The goal behind the Pixel, was literally to design the best laptop out there possible. … Our goal with the Pixel was to get it in the hands of developers, so that they can build the next generation of web experiences.

The goal was to design the best laptop, and get developers using that machine. If they just wanted developers to have access to the platform, well, their lower-end Chromebooks were actually doing a better job of that, since they are incredibly inexpensive. No, the goal was to have developers actually use the thing, and, presumably, develop on it. And, they gave it away at their developer conference, to developers, where there were probably as many Android developers as there were web developers. Given that Chrome OS has no other way of doing real development, to me, this is sort of giving implicit support to projects like crouton, and especially saying that Google is standing behind developers. They should know that we’re going to put it into dev mode (it’s in the freakin’ name!), and install a usable environment on it. As an aside, yes, I’ve tried all of the different web IDEs, and they all suck. Some more than others, but none of them aren’t a hindrance to my workflow.

Where does this leave me with my Chromebook Pixel? Well, I’ve got to do something, I’ve got too many projects that I want to work on not to have a workable development environment. The current setup isn’t working for me, all of those little niggling issues combined together result in a poor experience at best, and quite frustrating at worst. What I’m thinking right now, is that I’m probably going to try dual-booting Ubuntu and Chrome OS. On the Chrome OS side, I’ll probably roll back to the beta channel, and might install a console-only crouton instance. On the Linux side, it will probably be Ubuntu, or maybe Arch. However, I’m at the point where I really don’t want to waste a ton of time playing with my configuration, so if after a couple weeks it still isn’t working out, it’s probably going to land on eBay, and I’ll be looking for Apple to announce a Haswell MacBook Retina.

EDIT

1

The status of the blank screen bug that I reported has been updated to 'started’. That’s somewhat re-assuring. Now I just need to get crouton in shape.

2

Also, to be clear, yes, I realize that a lot of my issues stem from using crouton, and are issues with either Ubuntu or crouton. The main reason for this post was to act as a bit of a catharsis, and to see if others were having similar issues, or if people solved it. Another reason was because I’m frustrated. Finally, I do think that Google should be providing an officially supported development environment on the Pixel - that’s local development on the Pixel, not CRD. Instead, Google seems to be pushing the web IDE angle, which I just don’t think is production-ready.
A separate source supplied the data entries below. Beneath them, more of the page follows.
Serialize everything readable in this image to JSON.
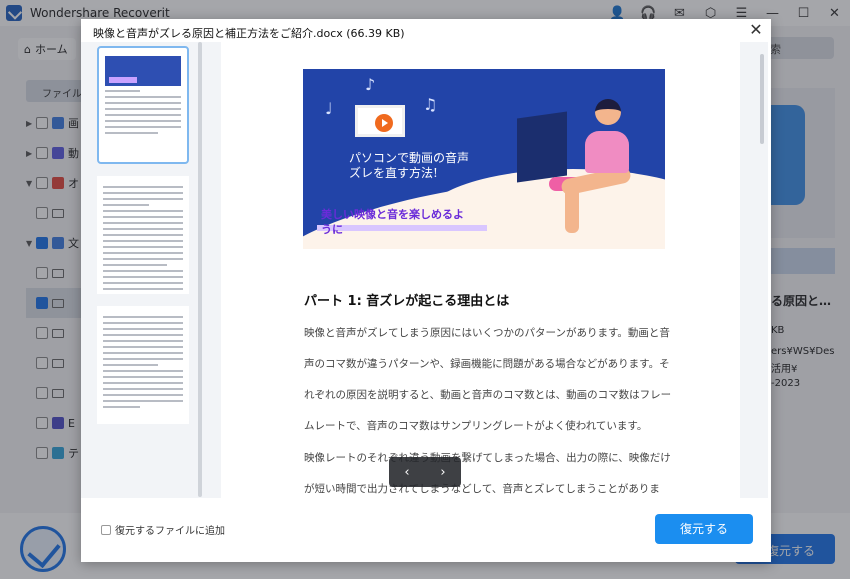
{
  "app": {
    "title": "Wondershare Recoverit",
    "home_label": "ホーム",
    "filetype_tab": "ファイルの",
    "search_stub": "索",
    "right_panel": {
      "title": "る原因と…",
      "size": "KB",
      "path_line1": "ers¥WS¥Deskto",
      "path_line2": "活用¥",
      "date": "-2023"
    },
    "bg_restore_label": "復元する",
    "titlebar_icons": [
      "user-icon",
      "headset-icon",
      "mail-icon",
      "settings-icon",
      "menu-icon",
      "minimize-icon",
      "maximize-icon",
      "close-icon"
    ],
    "tree_labels": [
      "画",
      "動",
      "オ",
      "",
      "文",
      "",
      "",
      "",
      "",
      "",
      "E",
      "テ"
    ]
  },
  "modal": {
    "title": "映像と音声がズレる原因と補正方法をご紹介.docx (66.39 KB)",
    "banner": {
      "heading": "パソコンで動画の音声ズレを直す方法!",
      "subheading": "美しい映像と音を楽しめるように"
    },
    "heading": "パート 1:  音ズレが起こる理由とは",
    "paragraphs": [
      "映像と音声がズレてしまう原因にはいくつかのパターンがあります。動画と音",
      "声のコマ数が違うパターンや、録画機能に問題がある場合などがあります。そ",
      "れぞれの原因を説明すると、動画と音声のコマ数とは、動画のコマ数はフレー",
      "ムレートで、音声のコマ数はサンプリングレートがよく使われています。",
      "映像レートのそれぞれ違う動画を繋げてしまった場合、出力の際に、映像だけ",
      "が短い時間で出力されてしまうなどして、音声とズレてしまうことがありま"
    ],
    "pager": {
      "prev": "‹",
      "next": "›"
    },
    "footer": {
      "add_to_restore_label": "復元するファイルに追加",
      "restore_label": "復元する"
    }
  },
  "colors": {
    "accent": "#1b8ef0",
    "banner_bg": "#2244a8",
    "banner_sub": "#6a2bd9"
  }
}
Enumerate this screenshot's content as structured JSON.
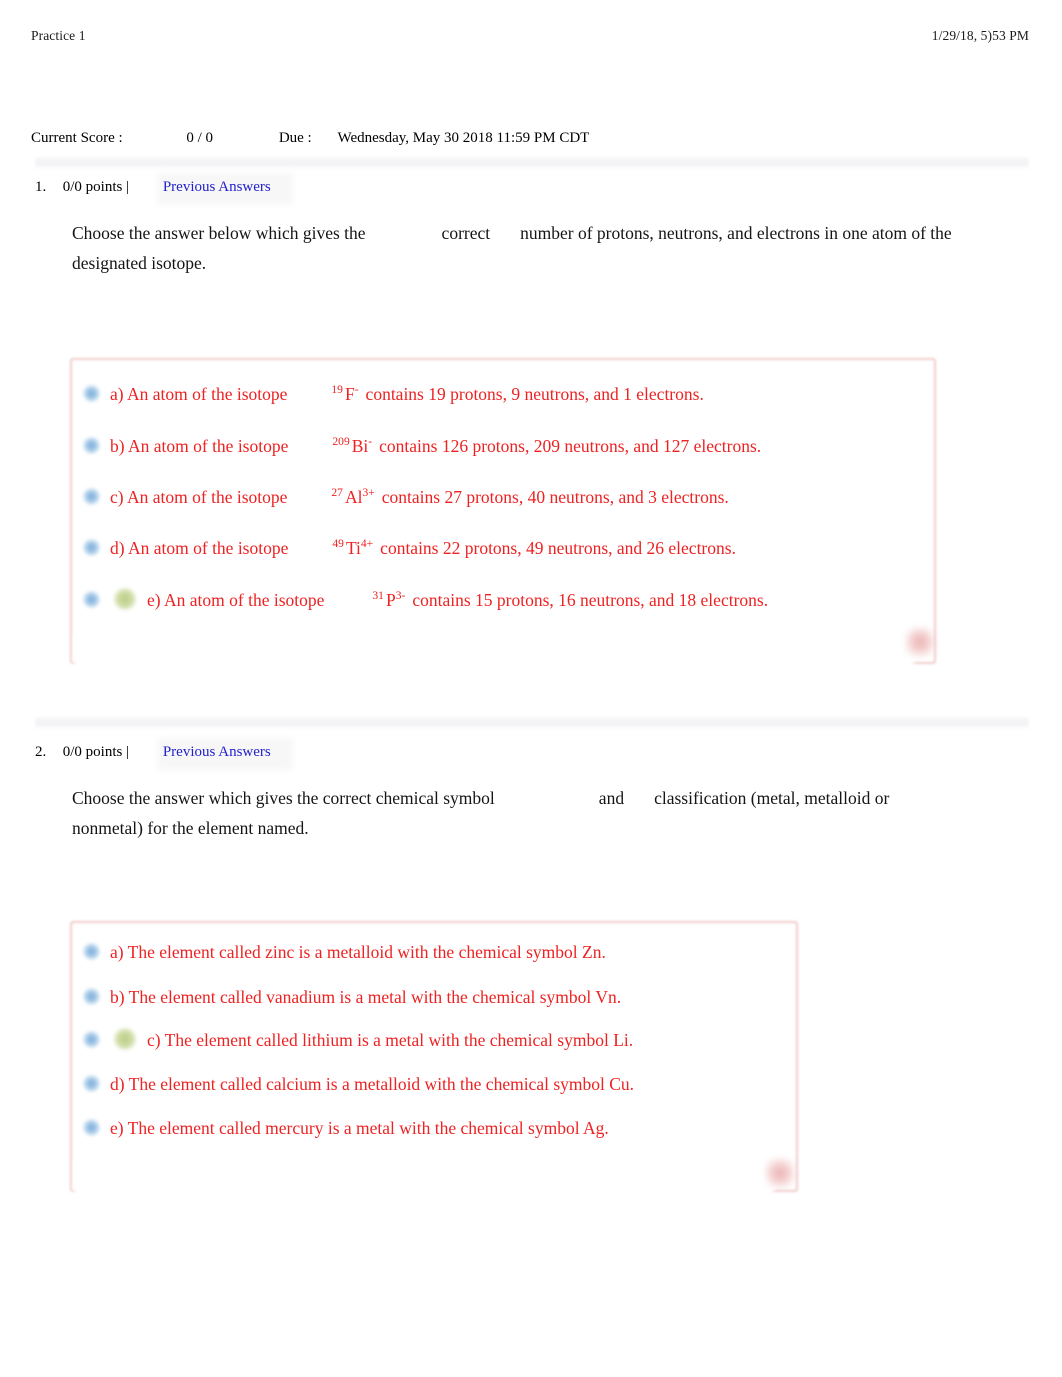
{
  "header": {
    "document_title": "Practice 1",
    "timestamp": "1/29/18, 5)53 PM"
  },
  "score_bar": {
    "current_score_label": "Current Score :",
    "current_score_value": "0 / 0",
    "due_label": "Due :",
    "due_value": "Wednesday, May 30 2018 11:59 PM CDT"
  },
  "questions": [
    {
      "number": "1.",
      "points": "0/0 points |",
      "previous_answers_link": "Previous Answers",
      "prompt_part_1": "Choose the answer below which gives the",
      "prompt_emphasis": "correct",
      "prompt_part_2": "number of protons, neutrons, and electrons in one atom of the designated isotope.",
      "result_marker": "incorrect-mark",
      "choices": [
        {
          "label": "a) An atom of the isotope",
          "mass": "19",
          "symbol": "F",
          "charge": "-",
          "detail": "contains 19 protons, 9 neutrons, and 1 electrons.",
          "selected": false,
          "marked_correct": false
        },
        {
          "label": "b) An atom of the isotope",
          "mass": "209",
          "symbol": "Bi",
          "charge": "-",
          "detail": "contains 126 protons, 209 neutrons, and 127 electrons.",
          "selected": false,
          "marked_correct": false
        },
        {
          "label": "c) An atom of the isotope",
          "mass": "27",
          "symbol": "Al",
          "charge": "3+",
          "detail": "contains 27 protons, 40 neutrons, and 3 electrons.",
          "selected": false,
          "marked_correct": false
        },
        {
          "label": "d) An atom of the isotope",
          "mass": "49",
          "symbol": "Ti",
          "charge": "4+",
          "detail": "contains 22 protons, 49 neutrons, and 26 electrons.",
          "selected": false,
          "marked_correct": false
        },
        {
          "label": "e) An atom of the isotope",
          "mass": "31",
          "symbol": "P",
          "charge": "3-",
          "detail": "contains 15 protons, 16 neutrons, and 18 electrons.",
          "selected": false,
          "marked_correct": true
        }
      ]
    },
    {
      "number": "2.",
      "points": "0/0 points |",
      "previous_answers_link": "Previous Answers",
      "prompt_part_1": "Choose the answer which gives the correct chemical symbol",
      "prompt_emphasis": "and",
      "prompt_part_2": "classification (metal, metalloid or nonmetal) for the element named.",
      "result_marker": "incorrect-mark",
      "choices": [
        {
          "text": "a) The element called zinc is a metalloid with the chemical symbol Zn.",
          "selected": false,
          "marked_correct": false
        },
        {
          "text": "b) The element called vanadium is a metal with the chemical symbol Vn.",
          "selected": false,
          "marked_correct": false
        },
        {
          "text": "c) The element called lithium is a metal with the chemical symbol Li.",
          "selected": false,
          "marked_correct": true
        },
        {
          "text": "d) The element called calcium is a metalloid with the chemical symbol Cu.",
          "selected": false,
          "marked_correct": false
        },
        {
          "text": "e) The element called mercury is a metal with the chemical symbol Ag.",
          "selected": false,
          "marked_correct": false
        }
      ]
    }
  ],
  "colors": {
    "choice_text": "#ee2222",
    "link": "#2222cc",
    "body_text": "#151515",
    "panel_border": "#ecbaba",
    "radio": "#609bd2",
    "correct_dot": "#b0c470"
  }
}
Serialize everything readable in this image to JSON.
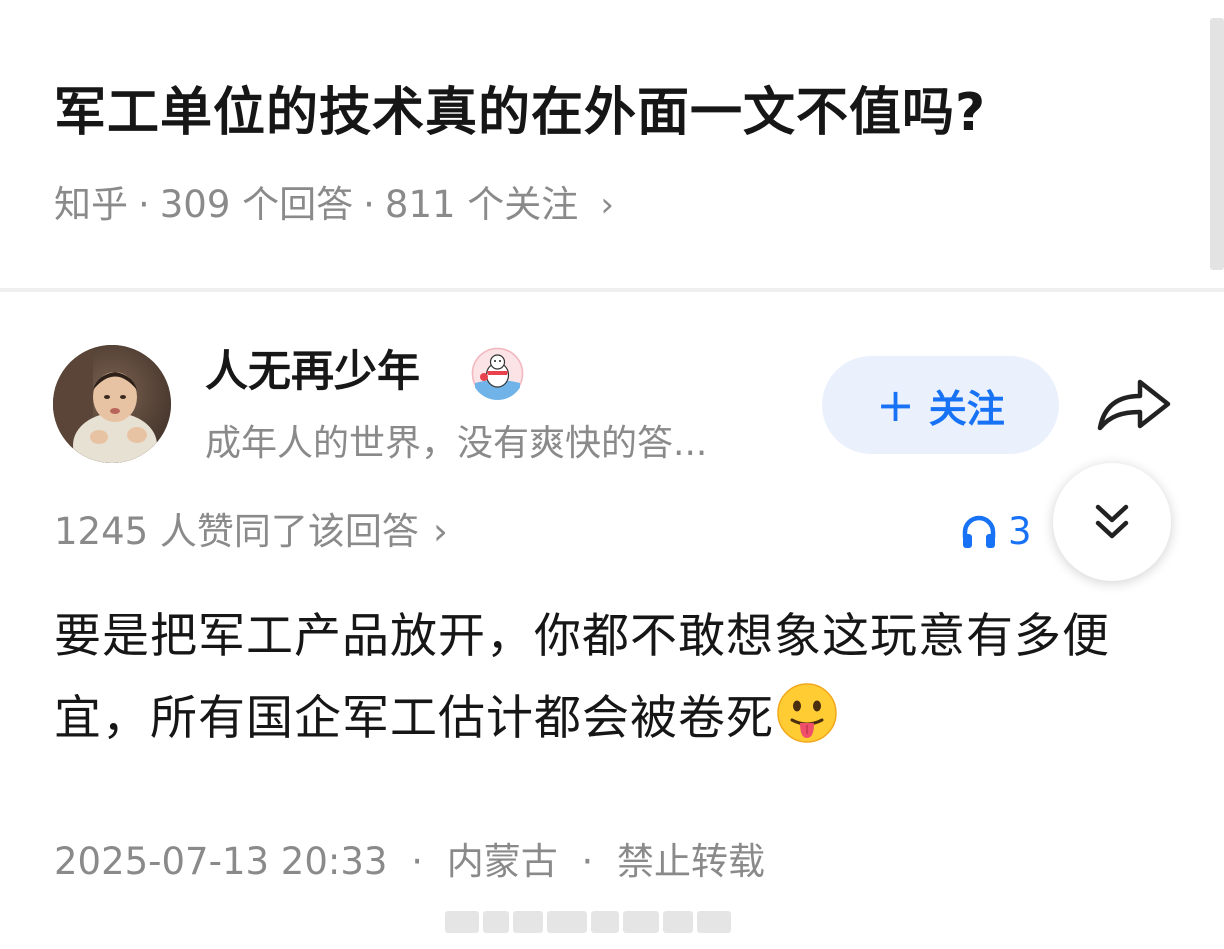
{
  "question": {
    "title": "军工单位的技术真的在外面一文不值吗?",
    "source": "知乎",
    "answers": "309 个回答",
    "followers": "811 个关注",
    "chevron": "›"
  },
  "author": {
    "name": "人无再少年",
    "bio": "成年人的世界，没有爽快的答...",
    "follow_label": "关注",
    "follow_plus": "+"
  },
  "answer": {
    "votes": "1245 人赞同了该回答",
    "votes_chevron": "›",
    "listen_count": "3",
    "text": "要是把军工产品放开，你都不敢想象这玩意有多便宜，所有国企军工估计都会被卷死",
    "emoji": "face-with-tongue",
    "date": "2025-07-13 20:33",
    "location": "内蒙古",
    "copyright": "禁止转载"
  },
  "colors": {
    "accent": "#1772f6",
    "follow_bg": "#eaf1fd",
    "muted_text": "#8a8a8a",
    "title_text": "#161616"
  },
  "icons": [
    "share-icon",
    "headphone-icon",
    "double-chevron-down-icon",
    "chevron-right-icon",
    "author-badge-icon"
  ]
}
But who knows, I’ll certainly be trying some different things (including checking out the web IDEs again) over the next few weeks to try to really figure out how to make my workflow sane on the Pixel. If I can’t figure it out, I’ll have to move on.

3

I have noticed that sometimes when I launch crouton when I am resting my hands on the keyboard, where my palms are likely touching the trackpad, is when I have the most issues with the cursor resetting itself. I had this happen this morning, where I logged out, and logged in again with my hands totally off the machine, and it seemed to work. Hopefully that’s all I need to do going forward to not see this bug ever, ever again.

Also, someone else commented on my bug report that they were also seeing the blank screen, but they are not in dev mode. Good news for me, in terms of hopefully getting a fix.